Crisóstomo solamente pudo
permanecer en Constantinopla hasta dos meses después de la Pascua. El miércoles
de Pentecostés, el emperador firmó la orden de destierro. El santo se despidió
de los obispos que le habían permanecido fieles y de santa Olimpia y las demás
diaconisas, que estaban desoladas al verle partir, y abandonó su diócesis
furtivamente para evitar una sedición. Llegó a Nicea de Bitinia el 20 de junio
de 404. Después de su partida, un incendio consumió la basílica y el senado de
Constantinopla. Muchos de los partidarios del santo obispo fueron torturados
para que descubrieran a los causantes del incendio, pero no se consiguió
averiguar nada. El emperador determinó que san Juan Crisóstomo permaneciese en
Cucuso, pequeña aldea de las montañas de Armenia. El santo partió de Nicea en
julio, y debió sufrir mucho a causa del calor, la fatiga y la brutalidad de los
soldados. Después de setenta días de viaje, llegó a Cucuso, donde el obispo del
lugar y todo el pueblo cristiano rivalizaron en las muestras de respeto y
cariño que le prodigaron. Han llegado hasta nosotros las cartas que san Juan
Crisóstomo escribió desde el destierro a santa Olimpia y a otras personas, así
como el tratado que dedicó a dicha santa: «Que nadie puede hacer daño a aquél
que no se hace daño a sí mismo». Entretanto, el papa Inocencio y el emperador
Honorio habían enviado cinco obispos a Constantinopla para preparar el concilio,
exigiendo al mismo tiempo que el santo continuase en el gobierno de su
diócesis, hasta ser juzgado. Pero dichos obispos fueron hechos prisioneros en
Tracia, pues el partido de Teófilo Eudoxia había muerto en octubre a resultas
de un mal parto sabía muy bien que el concilio les condenaría. Los partidarios
de Teófilo consiguieron también que el emperador desterrase a san Juan a Pitio,
un lugar todavía más lejano en el extremo oriental del Mar Negro. Dos oficiales
partieron con el encargo de conducirle hasta allá. Uno de ellos conservaba
todavía un resto de compasión humana, pero el otro era incapaz de dirigirse al
obispo en términos correctos. El viaje fue extremadamente penoso, ya que el
calor hacía sufrir mucho al anciano obispo, y los oficiales imperiales le
obligaban a marchar en las horas de sol abrasador. Al pasar por Comana de
Capadocia, el santo iba ya muy enfermo. Esto no obstante, los oficiales le
obligaron a arrastrarse hasta la capilla de San Basilisco, unos diez kilómetros
más lejos. Durante la noche, san Basilisco se apareció a san Juan y le dijo:
«Animo, hermano mío, que mañana estaremos juntos». Al día siguiente,
sintiéndose exhausto y muy enfermo, el obispo rogó a los oficiales que le
dejasen reposar un poco más. Estos se rehusaron a concederle esa gracia. Apenas
habían caminado siete kilómetros, vieron que el obispo estaba entrando en
agonía y le condujeron de nuevo a la capilla. Ahí el clero le revistió los
ornamentos episcopales, y el santo recibió los últimos sacramentos. Pocas horas
más tarde, pronunció sus últimas palabras: «Sea dada gloria a Dios por todo», y
entregó su alma. Era el día de la Santa Cruz, 14 de septiembre de 407.

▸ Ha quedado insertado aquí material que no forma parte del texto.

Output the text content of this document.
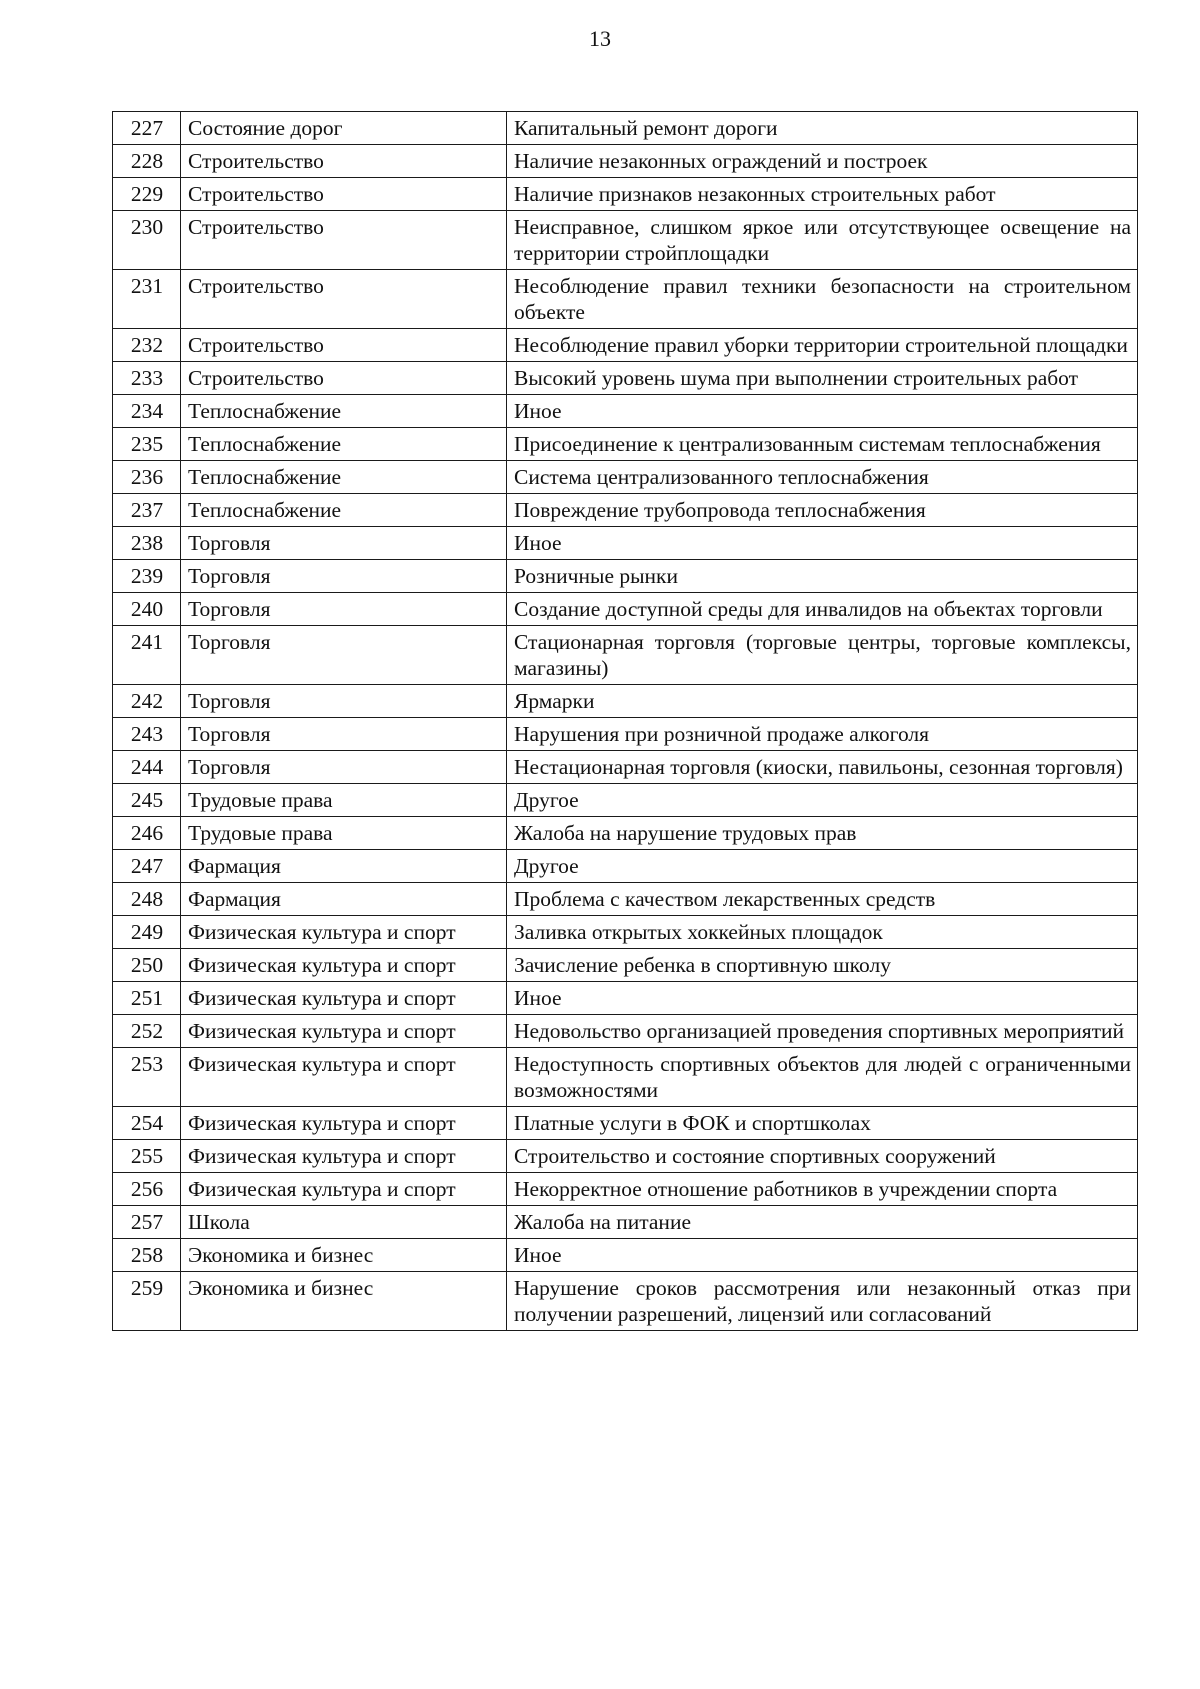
13
227	Состояние дорог	Капитальный ремонт дороги
228	Строительство	Наличие незаконных ограждений и построек
229	Строительство	Наличие признаков незаконных строительных работ
230	Строительство	Неисправное, слишком яркое или отсутствующее освещение на территории стройплощадки
231	Строительство	Несоблюдение правил техники безопасности на строительном объекте
232	Строительство	Несоблюдение правил уборки территории строительной площадки
233	Строительство	Высокий уровень шума при выполнении строительных работ
234	Теплоснабжение	Иное
235	Теплоснабжение	Присоединение к централизованным системам теплоснабжения
236	Теплоснабжение	Система централизованного теплоснабжения
237	Теплоснабжение	Повреждение трубопровода теплоснабжения
238	Торговля	Иное
239	Торговля	Розничные рынки
240	Торговля	Создание доступной среды для инвалидов на объектах торговли
241	Торговля	Стационарная торговля (торговые центры, торговые комплексы, магазины)
242	Торговля	Ярмарки
243	Торговля	Нарушения при розничной продаже алкоголя
244	Торговля	Нестационарная торговля (киоски, павильоны, сезонная торговля)
245	Трудовые права	Другое
246	Трудовые права	Жалоба на нарушение трудовых прав
247	Фармация	Другое
248	Фармация	Проблема с качеством лекарственных средств
249	Физическая культура и спорт	Заливка открытых хоккейных площадок
250	Физическая культура и спорт	Зачисление ребенка в спортивную школу
251	Физическая культура и спорт	Иное
252	Физическая культура и спорт	Недовольство организацией проведения спортивных мероприятий
253	Физическая культура и спорт	Недоступность спортивных объектов для людей с ограниченными возможностями
254	Физическая культура и спорт	Платные услуги в ФОК и спортшколах
255	Физическая культура и спорт	Строительство и состояние спортивных сооружений
256	Физическая культура и спорт	Некорректное отношение работников в учреждении спорта
257	Школа	Жалоба на питание
258	Экономика и бизнес	Иное
259	Экономика и бизнес	Нарушение сроков рассмотрения или незаконный отказ при получении разрешений, лицензий или согласований
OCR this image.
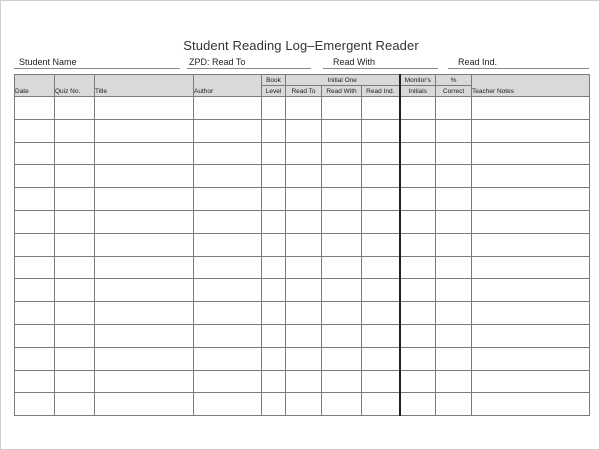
Student Reading Log–Emergent Reader
Student Name	ZPD: Read To	Read With	Read Ind.
Date	Quiz No.	Title	Author	Book	Initial One			Monitor's	%	Teacher Notes
				Level	Read To	Read With	Read Ind.	Initials	Correct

Al año siguiente, el cuerpo
de san Juan Crisóstomo fue trasladado a Constantinopla. El emperador Teodosio
II y su hermana santa Pulquería acompañaron en procesión el cadáver junto con
el arzobispo san Patroclo, pidiendo perdón por el pecado de sus padres, que tan
ciegamente habían perseguido al siervo de Dios. El cuerpo del santo fue
depositado en la iglesia de los Apóstoles el 27 de enero. En la Iglesia
bizantina, san Juan Crisóstomo es uno de los tres Santos Patriarcas y Doctores
Universales; los otros dos son san Basilio y san Gregorio Nacianceno. La
Iglesia de Occidente cuenta también a san Atanasio en el grupo de los grandes
doctores griegos. En 1909, San Pío X declaró a san Juan Crisóstomo patrono de
los predicadores. Su nombre está incluido en la liturgia eucarística de los
ritos bizantino, sirio, caldeo y maronita.